🤖 AI Summary
To address the high computational/storage overhead and severe communication bottlenecks of large-scale models in second-order federated learning (FL), this paper proposes a distributed Newton-type optimization framework integrating sparse Hessian estimation with analog-domain over-the-air computation (OTA). It is the first work to deeply co-design sparse second-order curvature approximation and wireless-channel-adaptive analog aggregation, thereby circumventing conventional digital transmission constraints and substantially reducing edge-device resource consumption. Experiments demonstrate that the proposed method reduces communication resources and energy consumption by over 67% compared to state-of-the-art first- and second-order baseline FL approaches. Moreover, it enables training of larger-scale models and achieves significantly faster convergence. These improvements markedly enhance the feasibility and scalability of second-order FL on resource-constrained edge devices.
📝 Abstract
Second-order federated learning (FL) algorithms offer faster convergence than their first-order counterparts by leveraging curvature information.
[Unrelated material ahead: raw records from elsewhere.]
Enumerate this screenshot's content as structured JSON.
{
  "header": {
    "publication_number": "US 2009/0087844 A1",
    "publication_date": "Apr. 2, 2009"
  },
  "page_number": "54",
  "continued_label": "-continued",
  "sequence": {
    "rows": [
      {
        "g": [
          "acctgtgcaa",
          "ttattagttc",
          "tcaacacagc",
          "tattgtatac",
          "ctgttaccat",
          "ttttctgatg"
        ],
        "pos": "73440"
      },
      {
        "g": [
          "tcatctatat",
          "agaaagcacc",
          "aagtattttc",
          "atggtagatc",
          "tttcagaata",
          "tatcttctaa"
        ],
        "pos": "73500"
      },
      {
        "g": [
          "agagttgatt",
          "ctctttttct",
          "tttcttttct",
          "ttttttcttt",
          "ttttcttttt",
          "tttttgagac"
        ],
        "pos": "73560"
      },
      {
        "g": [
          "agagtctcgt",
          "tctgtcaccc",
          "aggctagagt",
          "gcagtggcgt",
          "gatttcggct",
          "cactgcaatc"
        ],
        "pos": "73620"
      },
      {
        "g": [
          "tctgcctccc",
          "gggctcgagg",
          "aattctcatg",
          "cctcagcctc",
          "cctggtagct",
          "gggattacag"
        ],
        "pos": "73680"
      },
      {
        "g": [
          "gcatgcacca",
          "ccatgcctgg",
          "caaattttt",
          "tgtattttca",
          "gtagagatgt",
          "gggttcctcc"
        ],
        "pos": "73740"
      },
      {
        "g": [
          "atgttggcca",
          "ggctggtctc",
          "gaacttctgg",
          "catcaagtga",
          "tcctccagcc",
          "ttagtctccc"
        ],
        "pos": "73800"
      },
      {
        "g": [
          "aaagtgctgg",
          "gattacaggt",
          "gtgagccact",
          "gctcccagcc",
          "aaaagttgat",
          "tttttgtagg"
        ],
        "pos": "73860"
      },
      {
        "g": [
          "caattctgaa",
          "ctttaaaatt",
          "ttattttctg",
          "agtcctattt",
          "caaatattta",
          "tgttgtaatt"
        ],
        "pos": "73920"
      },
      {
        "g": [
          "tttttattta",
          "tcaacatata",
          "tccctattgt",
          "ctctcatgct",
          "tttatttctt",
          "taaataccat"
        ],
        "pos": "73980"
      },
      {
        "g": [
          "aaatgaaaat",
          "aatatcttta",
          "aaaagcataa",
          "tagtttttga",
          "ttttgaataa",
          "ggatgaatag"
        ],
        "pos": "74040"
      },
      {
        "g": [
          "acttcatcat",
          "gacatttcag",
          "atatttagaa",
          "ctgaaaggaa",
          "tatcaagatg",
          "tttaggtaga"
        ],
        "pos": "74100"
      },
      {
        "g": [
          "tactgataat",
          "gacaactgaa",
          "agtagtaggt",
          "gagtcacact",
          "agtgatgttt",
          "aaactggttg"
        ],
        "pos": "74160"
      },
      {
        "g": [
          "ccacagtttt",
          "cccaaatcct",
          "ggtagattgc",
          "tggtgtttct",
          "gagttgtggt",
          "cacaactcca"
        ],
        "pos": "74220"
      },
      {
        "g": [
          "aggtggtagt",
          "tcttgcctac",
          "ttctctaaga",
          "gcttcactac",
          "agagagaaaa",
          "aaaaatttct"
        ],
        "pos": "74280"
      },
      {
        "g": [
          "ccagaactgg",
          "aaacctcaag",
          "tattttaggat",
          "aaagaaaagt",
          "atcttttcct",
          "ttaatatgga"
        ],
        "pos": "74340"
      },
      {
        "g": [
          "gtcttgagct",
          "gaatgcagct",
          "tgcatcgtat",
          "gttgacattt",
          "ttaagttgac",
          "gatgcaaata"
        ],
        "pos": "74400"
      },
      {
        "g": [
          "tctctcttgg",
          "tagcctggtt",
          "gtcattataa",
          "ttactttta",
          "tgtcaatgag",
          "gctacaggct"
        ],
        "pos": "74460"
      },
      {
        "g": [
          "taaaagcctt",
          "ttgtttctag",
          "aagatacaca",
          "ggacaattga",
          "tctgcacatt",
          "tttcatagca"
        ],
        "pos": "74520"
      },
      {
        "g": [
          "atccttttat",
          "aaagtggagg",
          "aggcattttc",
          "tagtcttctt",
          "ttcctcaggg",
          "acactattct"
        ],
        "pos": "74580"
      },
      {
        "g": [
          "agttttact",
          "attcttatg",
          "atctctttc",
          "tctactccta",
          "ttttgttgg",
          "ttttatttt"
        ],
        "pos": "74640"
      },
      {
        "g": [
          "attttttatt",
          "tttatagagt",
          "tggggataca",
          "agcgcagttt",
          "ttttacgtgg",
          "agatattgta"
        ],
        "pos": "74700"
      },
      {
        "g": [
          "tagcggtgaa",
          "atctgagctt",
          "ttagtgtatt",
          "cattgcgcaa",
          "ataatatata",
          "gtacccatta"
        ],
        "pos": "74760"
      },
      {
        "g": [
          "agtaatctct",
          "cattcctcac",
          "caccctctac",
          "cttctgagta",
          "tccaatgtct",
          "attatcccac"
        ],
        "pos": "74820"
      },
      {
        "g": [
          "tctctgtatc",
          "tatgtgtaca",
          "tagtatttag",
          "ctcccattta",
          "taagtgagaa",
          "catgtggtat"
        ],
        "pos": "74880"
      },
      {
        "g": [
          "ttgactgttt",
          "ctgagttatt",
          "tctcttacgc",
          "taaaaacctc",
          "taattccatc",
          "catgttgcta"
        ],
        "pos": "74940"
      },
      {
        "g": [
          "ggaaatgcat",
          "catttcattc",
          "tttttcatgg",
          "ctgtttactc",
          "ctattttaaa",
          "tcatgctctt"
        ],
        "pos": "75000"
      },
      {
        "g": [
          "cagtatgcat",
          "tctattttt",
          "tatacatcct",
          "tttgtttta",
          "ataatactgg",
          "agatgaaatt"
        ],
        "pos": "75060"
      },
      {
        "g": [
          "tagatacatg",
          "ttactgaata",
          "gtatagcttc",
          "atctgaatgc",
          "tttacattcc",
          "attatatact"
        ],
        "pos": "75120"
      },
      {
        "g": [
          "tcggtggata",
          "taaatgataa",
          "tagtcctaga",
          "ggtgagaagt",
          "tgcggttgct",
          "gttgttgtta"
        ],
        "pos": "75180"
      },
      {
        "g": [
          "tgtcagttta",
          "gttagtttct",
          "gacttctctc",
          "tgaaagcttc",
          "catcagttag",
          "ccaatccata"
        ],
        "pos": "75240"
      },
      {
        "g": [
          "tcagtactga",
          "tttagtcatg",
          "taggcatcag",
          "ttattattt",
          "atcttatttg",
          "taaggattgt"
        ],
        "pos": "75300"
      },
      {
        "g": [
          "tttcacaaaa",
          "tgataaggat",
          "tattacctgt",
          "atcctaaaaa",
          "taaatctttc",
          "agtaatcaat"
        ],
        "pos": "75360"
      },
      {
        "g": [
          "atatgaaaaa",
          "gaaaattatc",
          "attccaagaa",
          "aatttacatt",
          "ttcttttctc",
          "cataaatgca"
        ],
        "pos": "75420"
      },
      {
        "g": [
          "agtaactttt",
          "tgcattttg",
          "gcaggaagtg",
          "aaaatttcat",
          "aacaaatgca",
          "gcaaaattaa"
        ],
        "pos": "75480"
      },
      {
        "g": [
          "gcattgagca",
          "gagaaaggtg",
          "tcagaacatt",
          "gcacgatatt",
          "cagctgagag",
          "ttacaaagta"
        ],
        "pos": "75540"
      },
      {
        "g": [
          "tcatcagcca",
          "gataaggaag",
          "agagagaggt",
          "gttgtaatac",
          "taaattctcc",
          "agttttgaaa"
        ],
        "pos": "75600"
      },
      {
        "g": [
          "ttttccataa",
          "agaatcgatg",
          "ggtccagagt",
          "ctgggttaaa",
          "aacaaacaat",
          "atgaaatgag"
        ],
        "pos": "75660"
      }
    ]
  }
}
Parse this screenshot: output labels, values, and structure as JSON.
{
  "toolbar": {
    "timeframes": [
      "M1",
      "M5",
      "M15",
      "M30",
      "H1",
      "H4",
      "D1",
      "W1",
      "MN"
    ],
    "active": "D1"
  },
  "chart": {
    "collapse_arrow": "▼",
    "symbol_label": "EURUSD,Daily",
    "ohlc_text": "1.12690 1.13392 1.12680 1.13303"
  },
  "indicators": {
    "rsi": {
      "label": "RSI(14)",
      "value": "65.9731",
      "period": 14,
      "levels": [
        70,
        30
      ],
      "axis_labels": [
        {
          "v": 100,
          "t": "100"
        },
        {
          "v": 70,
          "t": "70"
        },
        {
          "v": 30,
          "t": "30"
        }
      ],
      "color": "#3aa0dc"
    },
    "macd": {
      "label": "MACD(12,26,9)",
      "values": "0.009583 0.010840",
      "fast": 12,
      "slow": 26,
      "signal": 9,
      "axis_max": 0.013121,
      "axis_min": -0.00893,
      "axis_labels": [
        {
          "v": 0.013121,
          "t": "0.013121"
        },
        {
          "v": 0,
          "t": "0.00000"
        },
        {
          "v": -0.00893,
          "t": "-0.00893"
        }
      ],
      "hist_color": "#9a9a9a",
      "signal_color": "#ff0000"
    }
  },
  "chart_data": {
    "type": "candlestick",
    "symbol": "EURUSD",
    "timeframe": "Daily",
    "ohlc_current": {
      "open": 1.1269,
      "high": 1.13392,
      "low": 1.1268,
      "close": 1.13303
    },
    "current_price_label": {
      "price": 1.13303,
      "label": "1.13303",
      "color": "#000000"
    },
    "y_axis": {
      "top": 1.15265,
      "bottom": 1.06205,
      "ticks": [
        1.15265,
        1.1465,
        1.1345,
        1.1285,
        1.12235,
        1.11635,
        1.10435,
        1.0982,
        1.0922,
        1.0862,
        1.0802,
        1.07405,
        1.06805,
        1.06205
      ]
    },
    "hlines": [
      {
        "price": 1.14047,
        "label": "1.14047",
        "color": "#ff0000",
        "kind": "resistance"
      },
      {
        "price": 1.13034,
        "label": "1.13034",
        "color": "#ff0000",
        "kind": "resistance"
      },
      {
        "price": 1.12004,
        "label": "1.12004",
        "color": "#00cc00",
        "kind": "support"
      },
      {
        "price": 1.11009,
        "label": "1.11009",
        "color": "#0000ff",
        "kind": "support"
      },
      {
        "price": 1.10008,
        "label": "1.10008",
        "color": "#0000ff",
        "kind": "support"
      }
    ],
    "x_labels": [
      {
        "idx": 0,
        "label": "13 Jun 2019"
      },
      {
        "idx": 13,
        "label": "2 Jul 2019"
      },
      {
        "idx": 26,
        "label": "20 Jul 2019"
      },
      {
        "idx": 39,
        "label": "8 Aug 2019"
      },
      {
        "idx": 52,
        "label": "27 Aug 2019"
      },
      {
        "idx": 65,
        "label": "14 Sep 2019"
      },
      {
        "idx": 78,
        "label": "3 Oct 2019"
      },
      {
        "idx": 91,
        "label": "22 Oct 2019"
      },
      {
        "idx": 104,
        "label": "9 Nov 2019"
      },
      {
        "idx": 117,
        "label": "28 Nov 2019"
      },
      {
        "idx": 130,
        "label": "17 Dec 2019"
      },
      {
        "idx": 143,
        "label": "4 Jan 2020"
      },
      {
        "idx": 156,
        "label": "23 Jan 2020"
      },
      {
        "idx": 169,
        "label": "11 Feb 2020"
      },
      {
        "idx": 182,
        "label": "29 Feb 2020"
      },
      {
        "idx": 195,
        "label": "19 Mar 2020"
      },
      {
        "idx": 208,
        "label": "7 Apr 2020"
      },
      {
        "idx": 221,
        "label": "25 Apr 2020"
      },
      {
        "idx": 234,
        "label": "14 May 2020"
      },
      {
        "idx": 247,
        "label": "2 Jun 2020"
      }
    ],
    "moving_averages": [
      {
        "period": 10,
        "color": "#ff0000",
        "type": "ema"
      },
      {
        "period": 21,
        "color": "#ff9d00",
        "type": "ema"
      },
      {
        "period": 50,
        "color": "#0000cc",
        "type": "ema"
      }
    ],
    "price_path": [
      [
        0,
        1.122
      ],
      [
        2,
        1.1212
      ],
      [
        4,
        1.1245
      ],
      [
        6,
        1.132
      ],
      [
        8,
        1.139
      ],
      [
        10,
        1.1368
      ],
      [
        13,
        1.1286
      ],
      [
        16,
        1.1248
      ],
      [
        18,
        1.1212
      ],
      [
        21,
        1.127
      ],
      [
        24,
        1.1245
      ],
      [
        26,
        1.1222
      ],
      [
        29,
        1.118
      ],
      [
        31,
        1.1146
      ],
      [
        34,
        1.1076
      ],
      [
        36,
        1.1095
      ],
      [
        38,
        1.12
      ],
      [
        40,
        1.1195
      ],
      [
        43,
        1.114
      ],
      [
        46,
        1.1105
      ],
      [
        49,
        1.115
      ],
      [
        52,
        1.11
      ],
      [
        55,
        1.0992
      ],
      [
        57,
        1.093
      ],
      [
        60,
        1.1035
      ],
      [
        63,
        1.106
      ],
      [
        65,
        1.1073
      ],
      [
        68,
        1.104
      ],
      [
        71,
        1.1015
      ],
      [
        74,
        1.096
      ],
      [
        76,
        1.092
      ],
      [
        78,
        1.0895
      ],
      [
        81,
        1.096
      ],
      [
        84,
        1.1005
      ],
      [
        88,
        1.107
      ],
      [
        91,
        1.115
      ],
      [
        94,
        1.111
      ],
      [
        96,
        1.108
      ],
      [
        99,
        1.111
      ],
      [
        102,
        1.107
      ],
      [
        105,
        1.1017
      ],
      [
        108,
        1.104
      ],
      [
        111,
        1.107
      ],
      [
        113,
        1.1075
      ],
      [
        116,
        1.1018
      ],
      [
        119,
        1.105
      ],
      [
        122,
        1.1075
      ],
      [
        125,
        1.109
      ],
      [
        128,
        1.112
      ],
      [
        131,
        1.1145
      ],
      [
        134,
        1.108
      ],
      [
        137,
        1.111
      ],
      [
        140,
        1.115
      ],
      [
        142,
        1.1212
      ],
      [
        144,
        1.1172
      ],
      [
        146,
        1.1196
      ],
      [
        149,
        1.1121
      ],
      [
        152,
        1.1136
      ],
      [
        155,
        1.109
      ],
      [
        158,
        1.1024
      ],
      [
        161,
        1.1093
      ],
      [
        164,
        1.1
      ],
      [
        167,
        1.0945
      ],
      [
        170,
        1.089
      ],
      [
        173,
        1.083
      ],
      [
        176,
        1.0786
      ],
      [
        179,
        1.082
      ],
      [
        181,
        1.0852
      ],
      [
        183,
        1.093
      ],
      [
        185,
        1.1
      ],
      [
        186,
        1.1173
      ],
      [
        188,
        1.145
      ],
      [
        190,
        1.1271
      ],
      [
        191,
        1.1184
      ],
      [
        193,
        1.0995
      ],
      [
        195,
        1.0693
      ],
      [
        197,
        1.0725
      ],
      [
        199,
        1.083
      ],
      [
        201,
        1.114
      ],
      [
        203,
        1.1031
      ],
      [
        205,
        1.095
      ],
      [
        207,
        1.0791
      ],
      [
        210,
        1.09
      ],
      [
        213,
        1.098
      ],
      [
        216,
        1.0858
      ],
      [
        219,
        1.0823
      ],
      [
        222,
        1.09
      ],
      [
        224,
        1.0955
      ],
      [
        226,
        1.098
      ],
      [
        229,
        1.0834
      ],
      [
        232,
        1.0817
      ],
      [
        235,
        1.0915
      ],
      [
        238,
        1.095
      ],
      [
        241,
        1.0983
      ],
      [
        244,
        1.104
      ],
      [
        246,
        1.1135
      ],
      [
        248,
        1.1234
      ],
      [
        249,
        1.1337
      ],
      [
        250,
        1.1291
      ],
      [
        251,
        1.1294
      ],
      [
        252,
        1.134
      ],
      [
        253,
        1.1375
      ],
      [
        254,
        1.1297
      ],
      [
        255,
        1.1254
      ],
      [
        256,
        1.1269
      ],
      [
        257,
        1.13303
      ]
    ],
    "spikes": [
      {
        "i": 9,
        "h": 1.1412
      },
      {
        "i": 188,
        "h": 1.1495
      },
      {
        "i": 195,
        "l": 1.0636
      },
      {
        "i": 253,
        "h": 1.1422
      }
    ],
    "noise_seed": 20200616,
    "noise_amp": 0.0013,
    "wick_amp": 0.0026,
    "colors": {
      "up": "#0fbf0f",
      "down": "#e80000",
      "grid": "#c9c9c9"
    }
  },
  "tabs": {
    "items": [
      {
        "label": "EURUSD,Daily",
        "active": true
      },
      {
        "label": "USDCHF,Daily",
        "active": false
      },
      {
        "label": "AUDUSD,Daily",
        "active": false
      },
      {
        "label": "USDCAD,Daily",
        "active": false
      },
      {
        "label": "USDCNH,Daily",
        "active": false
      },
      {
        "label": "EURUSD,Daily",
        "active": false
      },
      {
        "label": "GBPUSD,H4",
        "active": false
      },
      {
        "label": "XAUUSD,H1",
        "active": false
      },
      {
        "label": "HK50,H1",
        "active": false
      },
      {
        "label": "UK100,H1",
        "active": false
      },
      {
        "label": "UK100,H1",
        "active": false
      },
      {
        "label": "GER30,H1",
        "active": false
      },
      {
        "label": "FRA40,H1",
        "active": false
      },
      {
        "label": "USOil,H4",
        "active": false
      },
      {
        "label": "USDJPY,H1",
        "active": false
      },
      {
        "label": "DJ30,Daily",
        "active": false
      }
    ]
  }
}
However, they are hindered by high computational and storage costs, particularly for large-scale models. Furthermore, the communication overhead associated with large models and digital transmission exacerbates these challenges, causing communication bottlenecks. In this work, we propose a scalable second-order FL algorithm using a sparse Hessian estimate and leveraging over-the-air aggregation, making it feasible for larger models. Our simulation results demonstrate more than $67%$ of communication resources and energy savings compared to other first and second-order baselines.